The role of social media in fueling teen depression, anxiety, and even suicide has been all over the headlines recently, and parents have even implicated specific platforms in their children’s deaths, such as this father who blames Instagram for his daughter’s suicide. In reality, though, the link isn’t so simple. Yes, technology has reached peak levels of saturation in the lives of youth today, but it’s also changed their lives in other ways that could be responsible for their distress.
With such serious issues at stake, how do we address this current crisis among teens? In a somewhat ironic twist, many solutions involve added device interventions. With the right combination of apps and controls, many suggest, teens could develop healthier habits.
How Teens Connect
One of the biggest challenges when it comes to pulling teens away from social media is that their basic self-perception makes them resistant. In a Pew survey of 13 to 17 year olds, 81% said that social media made them feel more connected to their friends – not the alienation that parents and professionals suggest these platforms cause. Unfortunately, this is a self-fueling problem. Teens consider social media vital to their relationships, but it simultaneously can damage self-esteem and fuel loneliness in a more material sense.
Focus On Face-To-Face
If teens are going to insist on using their devices – and parents of teens know how hard it is to manage their screen time habits – then solutions need to be routed through these devices, and one new app thinks it’s solved the problem. Mappen shows teens where their friends are and what they’re doing to encourage them to interact face to face. Maybe a friend is at their favorite cafe or in the park. If teens know where their friends are and see that they’re out having fun, they’re more inclined to go out and join them.
So what’s to keep teens from just messaging each other from different locations, as they’re so prone to doing? The idea behind Mappen is that teens are lonely and do crave social connection, but that they don’t know how to initiate it. Mappen acts as an automatic invitation in an age of social anxiety.
Turning To Tech Savvy
While tools like Mappen could be a powerful counter to teen loneliness, parents have a range of ideas regarding how they could leverage their teens’ tech savvy to reduce negative tech interactions. Trained to research topics online by virtue of the environment they’ve grown up in, mother Natasha Vianna suggests making children research apps they want to download. This means that young people will encounter the potential problems and pitfalls of a tool before they have access to it. Forewarned is forearmed, as the saying goes. And in some cases, disinterest in doing the groundwork may reveal to teens their true priorities; is having this app important enough that they’re willing to commit time to learning about it.?

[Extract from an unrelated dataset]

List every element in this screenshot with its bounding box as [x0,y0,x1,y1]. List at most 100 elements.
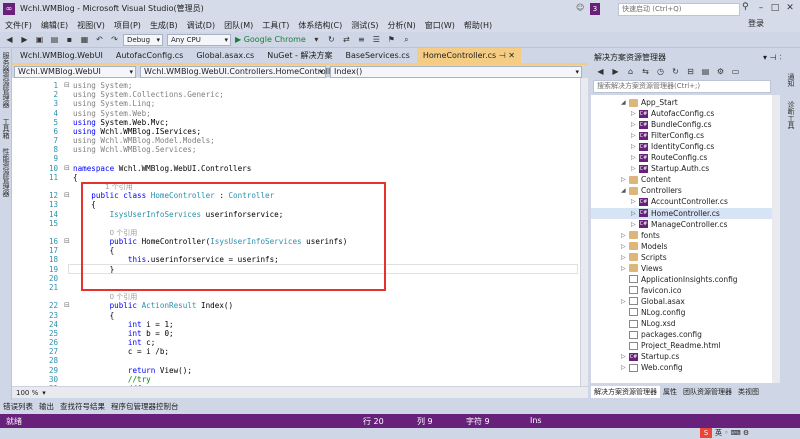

Ultimately, app use is largely about keeping up with peers as opposed to real connection, when what they really need are more opportunities to engage with their friends face-to-face. Still, telling teens what’s good for them is the fastest way to drive them away from a behavior, so set that aside. Stopping screen addiction starts with strategic discouragement and extends to creating better, more meaningful ways for them to connect with peers. Their devices may go everywhere with them, but our teens shouldn’t view phones as an extension of themselves.